We sat down with Speedie to ask her about her time here in the College of Pharmacy and how it will continue to move forward and serve the needs of Minnesota.

You first joined the College of Pharmacy in 1996. What’s changed in the past 20 years to account for the most recent #2 position? 

The college has made tremendous strides over the past 20 years in improving all areas of our mission — education, research and service. This has been done through moving from offering a bachelor’s of science in pharmacy to the more-comprehensive doctor of pharmacy (PharmD) degree (today the national standard), to increasing our number of faculty from 35 to 105, and growing the college’s research productivity almost ten-fold in funding. Also, through our expansion to the Duluth campus in 2003, we increased the number of pharmacists we graduate by 50 percent, which helped solve the then-serious pharmacist shortage in the state.

How are Minnesotans impacted by having the #2 pharmacy school in the nation in their state?

Minnesotans benefit by having the best-trained pharmacists on their health care teams. Our faculty and graduates prevent disease and improve outcomes of the use of medications to treat disease. This is especially important at a time when the aging population is requiring the use of more and more medications, and health systems are recognizing the value a pharmacist can bring to the health care team.

Our ranking reflects the outstanding education and training we provide to the next generation of pharmacists, the majority of whom remain in Minnesota after graduation. As the only pharmacy school in the state, it is our mission to engage in cutting-edge research and lead practice development to improve the health of the people of Minnesota.

Additionally, our high ranking reflects the cutting-edge research of our faculty in areas like cancer, Alzheimer’s, epilepsy and more.

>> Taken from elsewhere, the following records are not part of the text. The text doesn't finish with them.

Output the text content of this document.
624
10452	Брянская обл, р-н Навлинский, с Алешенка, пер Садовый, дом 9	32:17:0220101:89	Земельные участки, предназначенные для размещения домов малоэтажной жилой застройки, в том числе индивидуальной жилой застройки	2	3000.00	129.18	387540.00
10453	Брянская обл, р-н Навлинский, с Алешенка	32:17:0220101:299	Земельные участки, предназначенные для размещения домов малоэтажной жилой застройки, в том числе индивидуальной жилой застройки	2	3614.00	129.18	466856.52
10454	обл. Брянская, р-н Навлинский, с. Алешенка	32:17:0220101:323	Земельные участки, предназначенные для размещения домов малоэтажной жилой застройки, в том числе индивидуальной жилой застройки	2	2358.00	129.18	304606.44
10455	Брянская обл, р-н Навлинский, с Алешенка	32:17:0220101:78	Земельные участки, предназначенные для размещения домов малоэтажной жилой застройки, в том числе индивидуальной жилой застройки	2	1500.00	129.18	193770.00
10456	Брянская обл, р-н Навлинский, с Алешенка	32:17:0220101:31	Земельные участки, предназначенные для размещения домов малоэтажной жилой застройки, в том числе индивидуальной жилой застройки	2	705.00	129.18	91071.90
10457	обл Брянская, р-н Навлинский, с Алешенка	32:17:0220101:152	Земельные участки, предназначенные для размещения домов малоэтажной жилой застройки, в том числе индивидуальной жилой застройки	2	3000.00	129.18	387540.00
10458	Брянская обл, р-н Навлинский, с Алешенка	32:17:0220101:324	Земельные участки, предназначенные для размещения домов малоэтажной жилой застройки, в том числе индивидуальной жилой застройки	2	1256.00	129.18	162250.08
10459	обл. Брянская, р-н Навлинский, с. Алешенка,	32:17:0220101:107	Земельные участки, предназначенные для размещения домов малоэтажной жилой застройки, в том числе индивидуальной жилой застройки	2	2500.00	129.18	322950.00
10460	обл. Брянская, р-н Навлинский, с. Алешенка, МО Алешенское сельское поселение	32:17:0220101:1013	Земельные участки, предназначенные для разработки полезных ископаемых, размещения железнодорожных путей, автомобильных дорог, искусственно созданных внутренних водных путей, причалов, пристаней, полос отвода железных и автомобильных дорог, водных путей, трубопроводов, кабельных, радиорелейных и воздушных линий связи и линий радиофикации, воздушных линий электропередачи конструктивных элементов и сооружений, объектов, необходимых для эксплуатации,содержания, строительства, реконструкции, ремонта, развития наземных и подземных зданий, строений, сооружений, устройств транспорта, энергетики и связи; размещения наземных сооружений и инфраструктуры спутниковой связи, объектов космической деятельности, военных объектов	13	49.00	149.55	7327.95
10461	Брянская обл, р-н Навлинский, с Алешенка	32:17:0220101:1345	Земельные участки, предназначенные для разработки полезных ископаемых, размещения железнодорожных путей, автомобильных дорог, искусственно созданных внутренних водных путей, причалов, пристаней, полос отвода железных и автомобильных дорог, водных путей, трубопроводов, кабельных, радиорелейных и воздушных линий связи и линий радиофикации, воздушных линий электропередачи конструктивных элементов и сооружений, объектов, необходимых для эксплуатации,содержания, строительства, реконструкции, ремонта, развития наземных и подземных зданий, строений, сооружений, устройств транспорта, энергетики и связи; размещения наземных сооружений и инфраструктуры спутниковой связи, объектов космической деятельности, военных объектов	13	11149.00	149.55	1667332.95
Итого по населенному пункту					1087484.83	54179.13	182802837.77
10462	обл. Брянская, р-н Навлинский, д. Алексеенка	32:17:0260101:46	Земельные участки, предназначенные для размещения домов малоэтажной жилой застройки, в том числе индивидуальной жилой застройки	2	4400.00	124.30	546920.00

How have the methods or techniques used at UMN to teach and train pharmacy students evolved over the years?

The college has a history of being a leader in advancing pharmacy education and practice. The college was one of the national leaders in the development of the clinical component of pharmacy education and had its first doctor of pharmacy graduates in 1973 — this was in contrast to the standard at the time of pharmacists needing a bachelor’s education to practice.

Several years ago we anticipated there would be a shift in the profession away from positions in which dispensing is a predominant function. That’s why we have designed and implemented a new curriculum that focuses on preparing generalist pharmacy practitioners to work in today’s interprofessional health care teams. This is done through interprofessional education in which our students train with other health professional students, including those from nursing, medicine, dentistry and others. This is quite different than how pharmacists have been trained in the past.

Today our pharmacy education has a large focus on providing patient care and giving students hands-on experiences and training, starting with the very first year of their four-year PharmD education. This is done with our practitioner partners in the community. Our college has worked hard to establish relationships with practitioners around the state to develop a large network of experiential education sites that offer opportunities for our students to provide medication management and other patient care versus traditional dispensing positions.

Where do you see the pharmacy profession headed in the next 20 years? What’s next for the UMN College of Pharmacy?

There is always more work to do. Currently we are working to incorporate pharmacists and pharmacies into mental health care. We are excited about working with underserved communities, both in rural and urban areas, to increase their access to outstanding health care, including medication management. As needs arise, you can be assured we will be there with innovative and interprofessional approaches to care.